Outro expressivo pintor surrealista foi Eric Thake (1904-1982), cuja tela Archaeopteryx compartilha, em 1941, com James Gleeson, o prêmio principal da Sociedade de Arte Contemporânea de Melbourne. Homenagem a Magritte, esta obra de Thake trazia já a marca de um surrealismo engenhoso. Thake, também era gráfico e fotógrafo, e posteriormente se aproximou do letrismo e do mundo pop. Os dois artistas, Thake em Melbourne e Gleeson em Sidney, foram os grandes semeadores de uma expansão de horizontes na criação artística de seu país. E a base dessa expansão era justamente dada pelo Surrealismo, pela leitura de uma paisagem inóspita e misteriosa como parte de um sonho que representa a própria vida. Essa fecundação de estranhezas, que encontramos, por exemplo, em Yves Tanguy ou Salvador Dalí, era o fluxo germinativo do que havia de mais profundo em termos de arte na Austrália naquele momento. E me inclino por dizê-lo que aí se localiza o que de mais importante até hoje se produz na região.

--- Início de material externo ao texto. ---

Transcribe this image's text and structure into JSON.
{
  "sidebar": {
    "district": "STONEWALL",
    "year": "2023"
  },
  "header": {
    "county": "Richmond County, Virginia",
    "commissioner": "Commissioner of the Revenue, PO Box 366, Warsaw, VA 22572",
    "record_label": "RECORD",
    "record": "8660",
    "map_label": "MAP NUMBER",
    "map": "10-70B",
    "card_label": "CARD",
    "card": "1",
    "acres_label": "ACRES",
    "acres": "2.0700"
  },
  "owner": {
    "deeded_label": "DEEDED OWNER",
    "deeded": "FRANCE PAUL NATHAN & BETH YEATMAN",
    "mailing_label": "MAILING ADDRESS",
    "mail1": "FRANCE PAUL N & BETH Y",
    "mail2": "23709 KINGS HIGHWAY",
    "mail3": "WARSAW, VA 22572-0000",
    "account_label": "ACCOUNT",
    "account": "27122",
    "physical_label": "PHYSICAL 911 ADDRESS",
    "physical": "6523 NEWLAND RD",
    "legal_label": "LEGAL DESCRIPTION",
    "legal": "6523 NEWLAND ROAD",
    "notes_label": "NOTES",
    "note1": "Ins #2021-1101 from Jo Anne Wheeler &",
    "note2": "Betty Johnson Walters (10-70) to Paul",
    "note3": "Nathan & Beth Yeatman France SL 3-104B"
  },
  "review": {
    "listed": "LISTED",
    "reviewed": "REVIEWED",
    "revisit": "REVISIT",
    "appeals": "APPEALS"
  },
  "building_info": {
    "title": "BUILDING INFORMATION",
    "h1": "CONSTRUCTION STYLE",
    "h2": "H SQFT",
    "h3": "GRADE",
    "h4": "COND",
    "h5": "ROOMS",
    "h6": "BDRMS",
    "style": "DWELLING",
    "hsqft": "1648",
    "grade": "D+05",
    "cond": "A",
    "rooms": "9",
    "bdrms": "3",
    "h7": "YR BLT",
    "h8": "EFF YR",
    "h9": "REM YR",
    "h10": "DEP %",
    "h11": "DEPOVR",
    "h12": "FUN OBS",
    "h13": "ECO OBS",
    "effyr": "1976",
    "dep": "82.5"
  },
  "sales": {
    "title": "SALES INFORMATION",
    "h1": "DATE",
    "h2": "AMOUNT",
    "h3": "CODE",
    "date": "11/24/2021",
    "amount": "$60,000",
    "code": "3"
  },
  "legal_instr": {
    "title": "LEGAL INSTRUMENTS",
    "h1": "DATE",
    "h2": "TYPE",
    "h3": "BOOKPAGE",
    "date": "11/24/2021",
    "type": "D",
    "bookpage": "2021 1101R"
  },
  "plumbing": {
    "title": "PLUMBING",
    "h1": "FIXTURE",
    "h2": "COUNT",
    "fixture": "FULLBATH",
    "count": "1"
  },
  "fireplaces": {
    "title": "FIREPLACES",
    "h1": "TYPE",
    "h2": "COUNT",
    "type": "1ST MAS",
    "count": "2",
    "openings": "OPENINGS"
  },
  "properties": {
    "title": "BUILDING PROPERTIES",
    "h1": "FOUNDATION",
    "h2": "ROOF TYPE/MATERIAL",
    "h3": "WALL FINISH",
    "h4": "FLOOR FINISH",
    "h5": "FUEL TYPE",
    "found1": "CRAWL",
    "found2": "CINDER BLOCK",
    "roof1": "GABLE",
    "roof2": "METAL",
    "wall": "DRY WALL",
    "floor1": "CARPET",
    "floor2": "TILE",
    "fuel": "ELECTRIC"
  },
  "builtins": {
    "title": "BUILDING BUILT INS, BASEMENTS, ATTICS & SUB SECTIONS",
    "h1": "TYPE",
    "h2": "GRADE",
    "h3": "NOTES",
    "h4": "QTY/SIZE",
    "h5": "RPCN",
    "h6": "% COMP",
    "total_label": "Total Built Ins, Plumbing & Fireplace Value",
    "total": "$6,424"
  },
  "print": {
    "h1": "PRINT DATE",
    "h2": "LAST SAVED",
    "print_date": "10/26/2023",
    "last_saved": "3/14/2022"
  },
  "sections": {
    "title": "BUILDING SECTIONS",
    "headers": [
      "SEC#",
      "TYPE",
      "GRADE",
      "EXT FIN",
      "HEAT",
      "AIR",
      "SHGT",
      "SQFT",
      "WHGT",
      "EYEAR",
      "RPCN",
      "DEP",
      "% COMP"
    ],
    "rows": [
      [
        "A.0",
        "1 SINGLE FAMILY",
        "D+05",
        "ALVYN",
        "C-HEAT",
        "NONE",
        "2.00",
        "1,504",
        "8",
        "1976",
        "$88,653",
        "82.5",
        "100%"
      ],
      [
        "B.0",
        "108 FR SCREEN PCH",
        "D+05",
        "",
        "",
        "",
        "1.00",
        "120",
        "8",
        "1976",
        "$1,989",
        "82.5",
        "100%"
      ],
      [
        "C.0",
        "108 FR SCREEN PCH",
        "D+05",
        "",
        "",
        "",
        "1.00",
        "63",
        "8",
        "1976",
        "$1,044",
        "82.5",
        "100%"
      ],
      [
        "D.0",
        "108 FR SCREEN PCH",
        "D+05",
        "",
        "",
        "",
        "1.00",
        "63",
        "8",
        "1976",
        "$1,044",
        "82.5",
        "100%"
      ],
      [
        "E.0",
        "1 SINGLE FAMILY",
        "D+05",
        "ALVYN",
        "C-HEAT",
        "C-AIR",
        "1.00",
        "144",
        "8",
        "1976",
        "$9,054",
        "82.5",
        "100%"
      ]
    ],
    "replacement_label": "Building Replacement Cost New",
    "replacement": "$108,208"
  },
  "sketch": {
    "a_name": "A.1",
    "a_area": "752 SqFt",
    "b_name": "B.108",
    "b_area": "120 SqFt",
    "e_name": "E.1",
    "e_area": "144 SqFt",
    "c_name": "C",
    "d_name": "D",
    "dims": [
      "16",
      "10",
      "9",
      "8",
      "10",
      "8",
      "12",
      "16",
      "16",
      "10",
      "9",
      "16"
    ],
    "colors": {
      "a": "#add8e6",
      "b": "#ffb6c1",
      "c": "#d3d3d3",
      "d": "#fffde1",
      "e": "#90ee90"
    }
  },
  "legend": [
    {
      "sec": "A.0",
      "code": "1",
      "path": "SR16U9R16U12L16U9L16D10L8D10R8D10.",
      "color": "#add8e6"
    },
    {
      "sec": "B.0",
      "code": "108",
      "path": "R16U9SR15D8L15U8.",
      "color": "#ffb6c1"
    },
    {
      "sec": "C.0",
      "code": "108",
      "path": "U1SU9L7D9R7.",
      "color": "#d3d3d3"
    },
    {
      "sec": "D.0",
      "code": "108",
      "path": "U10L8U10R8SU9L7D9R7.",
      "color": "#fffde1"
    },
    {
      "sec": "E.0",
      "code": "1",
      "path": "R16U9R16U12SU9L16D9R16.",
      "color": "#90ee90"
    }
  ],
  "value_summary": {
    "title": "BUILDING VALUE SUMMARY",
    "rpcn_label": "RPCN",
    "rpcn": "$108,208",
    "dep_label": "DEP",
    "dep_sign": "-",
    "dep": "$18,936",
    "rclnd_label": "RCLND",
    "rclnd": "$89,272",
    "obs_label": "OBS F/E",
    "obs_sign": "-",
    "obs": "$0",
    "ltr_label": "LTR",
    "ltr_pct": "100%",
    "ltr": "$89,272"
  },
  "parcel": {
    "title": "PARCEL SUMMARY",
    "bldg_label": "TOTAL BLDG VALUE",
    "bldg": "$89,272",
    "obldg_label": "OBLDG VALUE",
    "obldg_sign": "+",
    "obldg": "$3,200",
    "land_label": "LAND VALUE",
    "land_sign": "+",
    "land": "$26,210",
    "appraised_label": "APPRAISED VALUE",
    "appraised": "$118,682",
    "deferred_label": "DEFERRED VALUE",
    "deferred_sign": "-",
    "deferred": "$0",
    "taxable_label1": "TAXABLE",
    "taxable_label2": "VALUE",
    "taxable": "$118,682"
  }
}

Recordemos ainda dois momentos inestimáveis da presença sempre conturbada do Surrealismo na Austrália. Em 1949 o artista Bernard Boles (1912-2001), ao ser rejeitado pela Sociedade Artística Vitoriana, em Melbourne, que considerava irrelevante a sua comunhão, através da pintura, de imagens biomórficas marinhas tão características do Surrealismo, amarrou duas de suas telas na cerca externa da mostra e passava horas externando suas ideias surrealistas aos passantes. Anos depois, é publicado o livro The art of Rosaleen Norton (1952), de imediato tendo sido seu editor acusado de obsceno. Sobre Rosaleen Norton (1917-1979) também recairia posteriormente a acusação de realizar missas negras e envolver-se em atos sexuais antinaturais. Graças à intensa criatividade pagã que marca a sua obra plástica, Norton descrevia parte de sua criação como originada de transes auto-hipnóticos, o que marcava sua afinidade com o Surrealismo. O conservadorismo na Austrália acabou por vincular qualquer atividade surrealista à prática de obscenidade ou profanação.

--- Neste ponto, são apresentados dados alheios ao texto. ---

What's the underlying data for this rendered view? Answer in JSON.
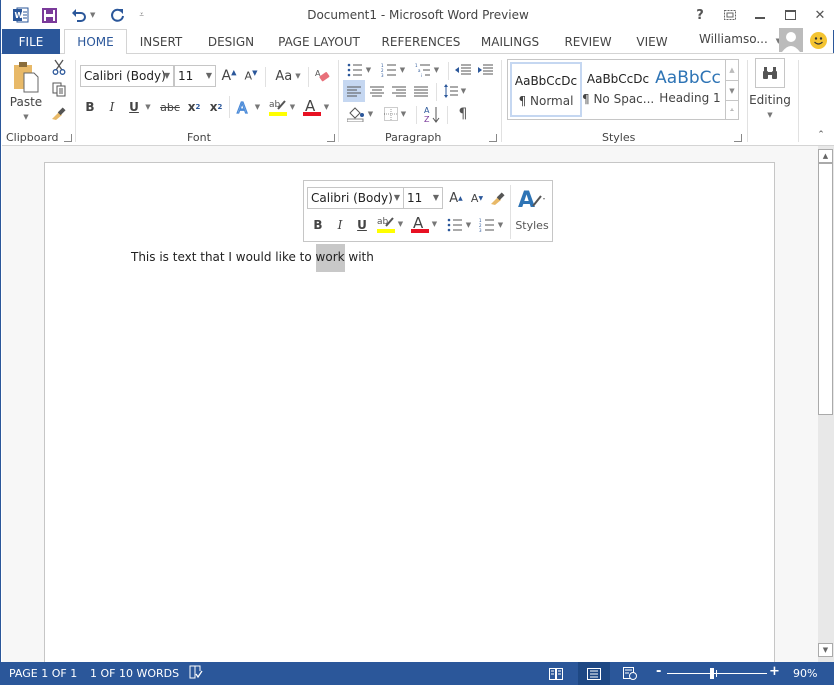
{
  "window": {
    "title": "Document1 - Microsoft Word Preview",
    "controls": {
      "help": "?",
      "restore_ribbon": "ribbon-display-options",
      "minimize": "minimize",
      "maximize": "maximize",
      "close": "close"
    }
  },
  "quick_access": {
    "app_icon": "word-icon",
    "save": "save-icon",
    "undo": "undo-icon",
    "redo": "redo-icon",
    "customize": "customize-icon"
  },
  "tabs": [
    {
      "label": "FILE"
    },
    {
      "label": "HOME",
      "active": true
    },
    {
      "label": "INSERT"
    },
    {
      "label": "DESIGN"
    },
    {
      "label": "PAGE LAYOUT"
    },
    {
      "label": "REFERENCES"
    },
    {
      "label": "MAILINGS"
    },
    {
      "label": "REVIEW"
    },
    {
      "label": "VIEW"
    }
  ],
  "user": {
    "name": "Williamso...",
    "emoji": "smiley"
  },
  "ribbon": {
    "clipboard": {
      "label": "Clipboard",
      "paste": "Paste"
    },
    "font": {
      "label": "Font",
      "font_name": "Calibri (Body)",
      "font_size": "11",
      "change_case": "Aa",
      "bold": "B",
      "italic": "I",
      "underline": "U",
      "strikethrough": "abc",
      "subscript": "x",
      "superscript": "x",
      "highlight_color": "#ffff00",
      "font_color": "#e81123"
    },
    "paragraph": {
      "label": "Paragraph"
    },
    "styles": {
      "label": "Styles",
      "items": [
        {
          "preview": "AaBbCcDc",
          "name": "¶ Normal",
          "selected": true
        },
        {
          "preview": "AaBbCcDc",
          "name": "¶ No Spac..."
        },
        {
          "preview": "AaBbCc",
          "name": "Heading 1"
        }
      ]
    },
    "editing": {
      "label": "Editing"
    }
  },
  "mini_toolbar": {
    "font_name": "Calibri (Body)",
    "font_size": "11",
    "bold": "B",
    "italic": "I",
    "underline": "U",
    "styles": "Styles"
  },
  "document": {
    "text_before": "This is text that I would like to ",
    "selected": "work",
    "text_after": " with"
  },
  "statusbar": {
    "page": "PAGE 1 OF 1",
    "words": "1 OF 10 WORDS",
    "zoom_percent": "90%",
    "zoom_slider_fraction": 0.45,
    "zoom_minus": "-",
    "zoom_plus": "+"
  },
  "colors": {
    "accent": "#2b579a",
    "selection": "#c8c8c8"
  }
}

As trilhas históricas desse surrealismo foram casual ou sistematicamente apagadas? Talvez uma leitura da cronologia de vida e obra de Max Harris nos ajude a compreender melhor. Ainda é possível encontrar em livrarias australianas livros de arte em que há capítulos dedicados à pintura de Sidney Nolan ou James Gleeson, porém sem que o texto se detenha demasiado em sua íntima relação com o surrealismo. O caso de Max Harris é o que, no entanto, mais me preocupa. Exceto por uma edição em pdf (www.nla.gov.au/sites/default/files/theangrypenguin.pdf) que circula na Internet, uma antologia de sua poesia, não encontrei livros seus nas livrarias de Sidney, nem mesmo sua obra se inclui em destacadas antologias panorâmicas da lírica australiana do século XX.

Em 1941 se reúnem Geoffrey Dutton (1922-1998), Donald Kerr (1919-1942), Paul Pfeiffer (1916-1945) e Max Harris (1921-1995), sob a batuta deste último, em torno da criação da revista Angry Penguins, cuja associação clara, se a encontrávamos afim de movimentos como o simbolismo e o surrealismo, também era possível perceber o intuito de superação, graças a uma irreverência que navegava pelas águas de uma turbulenta insularidade. Geoffrey Dutton possui uma poética marcada pela versatilidade que o levou a escrever poemas, romances, ensaios, críticas de arte e biografias, destacando-se ainda pela publicação de um revelador volume de sua correspondência com Max Harris, The Vital Decade: Ten Years of Australian Art and Letters (1968). A passagem de Donald Kerr e Paul Pfeiffer pela experiência editorial e artística dos angry penguins foi bastante curta, pois ambos foram mortos em combate ao defender a Austrália durante a Segunda Guerra Mundial.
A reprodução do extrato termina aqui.